The blacksmith, who owns Kilroy’s Workshop in Colorado Springs, made his first at 15. He also made one this summer that might make him $10,000 richer. We won’t know for sure until Wednesday’s episode of “Forged in Fire,” which airs at 7 p.m. on History channel.
Hardman and his 20-year-old daughter, Jessica, were selected this year to participate on the popular reality series. Each episode pits four master bladesmiths against each other, as they work to forge some of history’s most well-known edged weapons. Once created, judges test the weapons; last blacksmith standing takes home the jackpot.

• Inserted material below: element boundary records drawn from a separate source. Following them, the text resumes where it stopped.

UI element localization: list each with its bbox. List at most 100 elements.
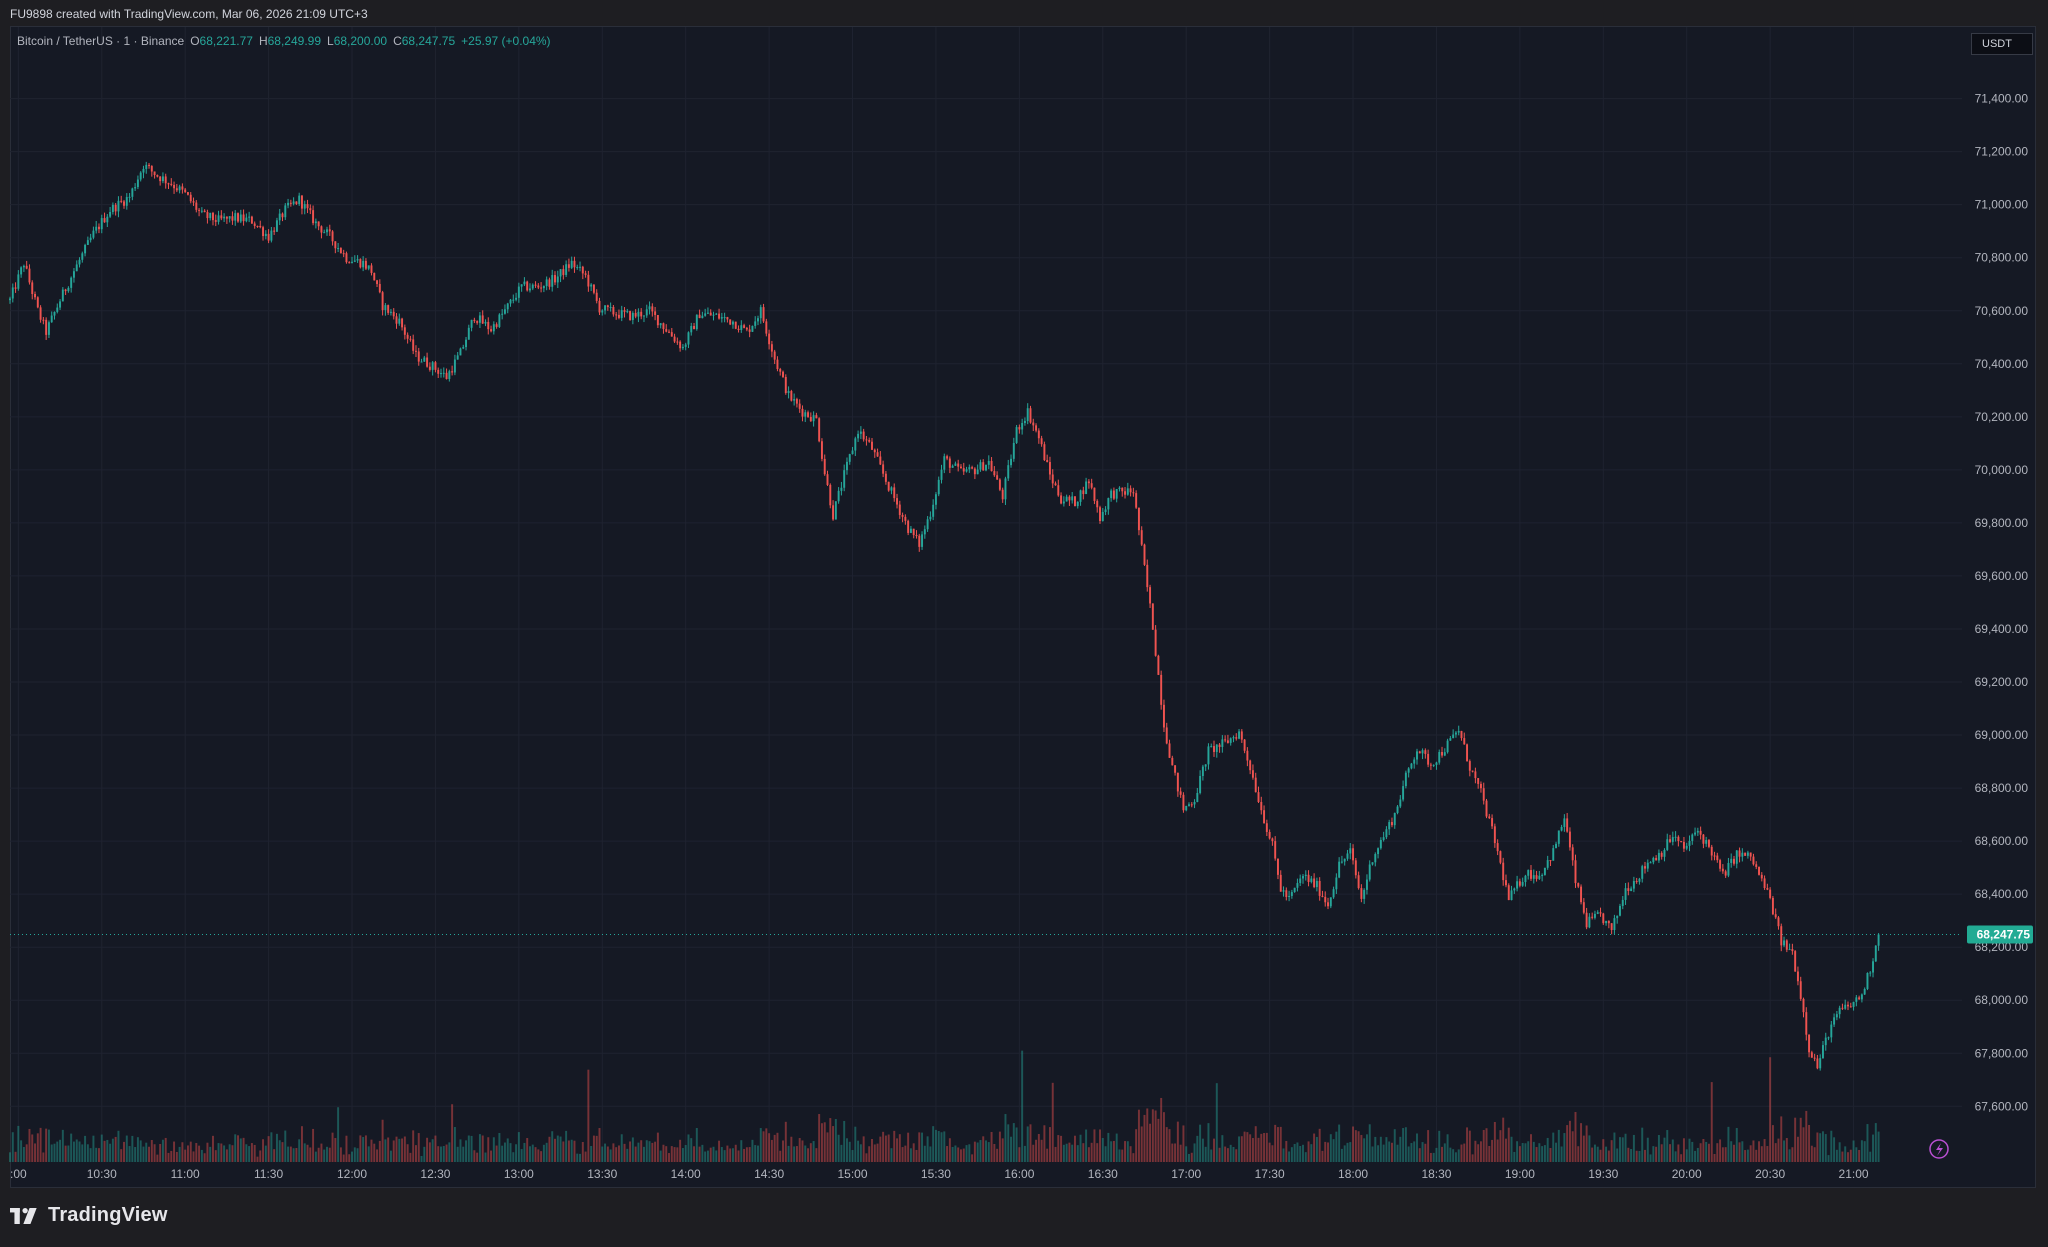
candle-body xyxy=(1182,794,1185,811)
chart-frame[interactable] xyxy=(10,26,2036,1188)
volume-bar xyxy=(78,1141,81,1162)
volume-bar xyxy=(665,1146,668,1162)
volume-bar xyxy=(1630,1149,1633,1162)
candle-body xyxy=(534,284,537,286)
volume-bar xyxy=(39,1127,42,1162)
price-tick-label: 70,200.00 xyxy=(1975,410,2029,424)
candle-body xyxy=(718,313,721,319)
candle-body xyxy=(1488,816,1491,819)
volume-bar xyxy=(1332,1139,1335,1162)
volume-bar xyxy=(1874,1123,1877,1162)
lightning-icon[interactable] xyxy=(1929,1139,1949,1159)
candle-body xyxy=(901,514,904,517)
legend-high-value: 68,249.99 xyxy=(267,34,321,48)
volume-bar xyxy=(1082,1143,1085,1162)
volume-bar xyxy=(1518,1146,1521,1162)
volume-bar xyxy=(1168,1129,1171,1162)
volume-bar xyxy=(1532,1141,1535,1162)
candle-body xyxy=(72,271,75,278)
volume-bar xyxy=(807,1148,810,1162)
volume-bar xyxy=(645,1140,648,1162)
volume-bar xyxy=(1115,1133,1118,1162)
volume-bar xyxy=(812,1141,815,1162)
volume-bar xyxy=(342,1154,345,1162)
candle-body xyxy=(1260,801,1263,811)
candle-body xyxy=(309,208,312,211)
volume-bar xyxy=(876,1143,879,1162)
volume-bar xyxy=(718,1140,721,1162)
price-tick-label: 67,800.00 xyxy=(1975,1046,2029,1060)
volume-bar xyxy=(1338,1124,1341,1162)
volume-bar xyxy=(681,1148,684,1162)
volume-bar xyxy=(453,1127,456,1162)
volume-bar xyxy=(303,1143,306,1162)
candle-body xyxy=(1307,874,1310,882)
volume-bar xyxy=(490,1150,493,1162)
volume-bar xyxy=(1841,1151,1844,1162)
candle-body xyxy=(1110,490,1113,499)
candle-body xyxy=(670,332,673,337)
volume-bar xyxy=(186,1145,189,1162)
tradingview-logo[interactable]: TradingView xyxy=(10,1204,168,1227)
volume-bar xyxy=(1657,1135,1660,1162)
candle-body xyxy=(537,285,540,288)
volume-bar xyxy=(1646,1137,1649,1162)
last-price-tag: 68,247.75 xyxy=(1967,925,2033,944)
volume-bar xyxy=(1413,1141,1416,1162)
volume-bar xyxy=(1126,1141,1129,1162)
price-tick-label: 70,800.00 xyxy=(1975,251,2029,265)
volume-bar xyxy=(1023,1145,1026,1162)
volume-bar xyxy=(1021,1050,1024,1162)
price-axis[interactable]: 71,400.00 71,200.00 71,000.00 70,800.00 70,6… xyxy=(1975,92,2029,1114)
volume-bar xyxy=(904,1145,907,1162)
candle-body xyxy=(601,310,604,313)
candle-body xyxy=(1638,878,1641,882)
volume-bar xyxy=(890,1148,893,1162)
candle-body xyxy=(1429,764,1432,766)
legend-open-label: O xyxy=(190,34,200,48)
volume-bar xyxy=(584,1151,587,1162)
volume-bar xyxy=(1752,1140,1755,1162)
candle-body xyxy=(1107,498,1110,510)
legend-symbol[interactable]: Bitcoin / TetherUS · 1 · Binance xyxy=(17,34,185,48)
candle-body xyxy=(1157,655,1160,675)
volume-bar xyxy=(901,1147,904,1162)
volume-bar xyxy=(1315,1136,1318,1162)
volume-bar xyxy=(448,1142,451,1162)
volume-bar xyxy=(1866,1124,1869,1162)
price-tick-label: 68,200.00 xyxy=(1975,940,2029,954)
volume-bar xyxy=(156,1154,159,1162)
volume-bar xyxy=(1296,1142,1299,1162)
candle-body xyxy=(890,487,893,491)
candle-body xyxy=(320,226,323,233)
time-tick-label: :00 xyxy=(10,1167,27,1181)
volume-bar xyxy=(1735,1127,1738,1162)
currency-selector[interactable]: USDT xyxy=(1971,33,2033,55)
candle-body xyxy=(1518,881,1521,886)
candle-body xyxy=(1847,1004,1849,1007)
volume-bar xyxy=(1568,1120,1571,1162)
candle-body xyxy=(1235,737,1238,739)
candle-body xyxy=(1771,897,1774,915)
candle-body xyxy=(1062,501,1065,504)
candle-body xyxy=(420,361,423,363)
candle-body xyxy=(1185,805,1188,811)
time-tick-label: 15:00 xyxy=(838,1167,868,1181)
time-axis[interactable]: :00 10:30 11:00 11:30 12:00 12:30 13:00 13:30 14… xyxy=(10,1167,1869,1181)
volume-bar xyxy=(159,1144,162,1162)
volume-bar xyxy=(1580,1123,1583,1162)
candle-body xyxy=(89,237,92,241)
volume-bar xyxy=(148,1146,151,1162)
candle-body xyxy=(195,202,198,210)
volume-bar xyxy=(348,1154,351,1162)
volume-bar xyxy=(409,1152,412,1162)
volume-bar xyxy=(1877,1131,1880,1162)
volume-bar xyxy=(50,1144,53,1162)
candle-body xyxy=(150,165,153,172)
candle-body xyxy=(1702,834,1705,844)
candle-body xyxy=(1071,496,1074,501)
candle-body xyxy=(1421,750,1424,754)
price-chart[interactable]: 71,400.00 71,200.00 71,000.00 70,800.00 70,6… xyxy=(0,0,2048,1188)
candle-body xyxy=(364,260,367,269)
candle-body xyxy=(1010,458,1012,466)
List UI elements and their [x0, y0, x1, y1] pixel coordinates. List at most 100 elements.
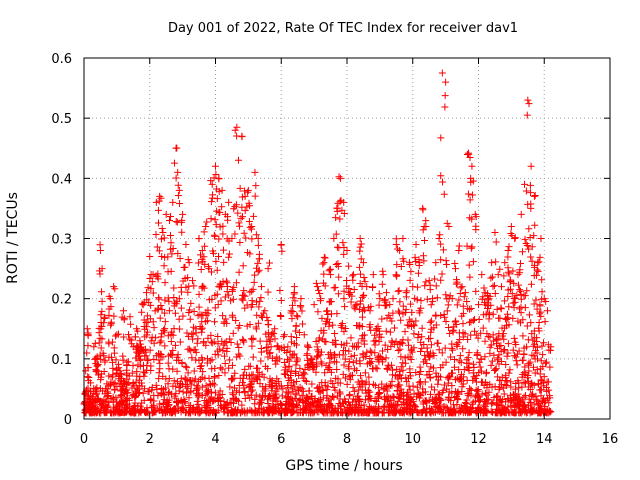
data-point — [87, 388, 95, 396]
data-point — [203, 218, 211, 226]
data-point — [425, 370, 433, 378]
data-point — [92, 354, 100, 362]
data-point — [453, 278, 461, 286]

In July, the Hardmans competed in Stamford, Conn., against father-and-son shop teachers from Texas. “Being able to compete with my daughter and spend that time with her creating unbelievable memories was awesome,” Hardman said. “The performance on the show was secondary to having fun.”
Each bladesmith has a forge and an anvil. Round one features a challenge with specific parameters, and the dismissal of one competitor. In round two, blacksmiths put a handle on a knife, and another contestant is eliminated. For the finale, a weapon is revealed to the final two teams, who must fly home and over the course of four timed days, and with a film crew on their tail, re-create the weapon. The blacksmiths then fly back to Stamford to witness the judges try to destroy their creations.
The final two blacksmiths were tasked with creating a rapier inspired by Inigo Montoya from the 1987 fairy tale film “The Princess Bride.”
“If you’d given me a piece of paper and say write down your final weapon that you’d love to do, this is what I’d love to do,” Hardman said.
Blacksmithing is second nature to Hardman, who opened his shop six years ago. His trade is popular as more than 3,500 students have taken a class there this year. It appeals to a wide cross section of people, including a group from the Wounded Warrior Project and former Denver Broncos defensive lineman Harald Hasselbach, who made a sword there this month. Hardman’s shop is the only one in the country that offers training to people ages 9 and older, and about 30 percent of his students are women.
“It’s seriously contagious. You get to create stuff,” he said. “You get to heat stuff up and hit it.”
Jessica, who’s a sophomore at Colorado Christian University in Denver, is also a shop teacher at Kilroy’s. She picked up blacksmithing as a way to hang out with her dad and now teaches at the school during the summer.
“We’re a family-friendly shop,” Ron said. “When you come in the shop, there’s no swearing, no bad jokes. You just be here and have fun with each other.”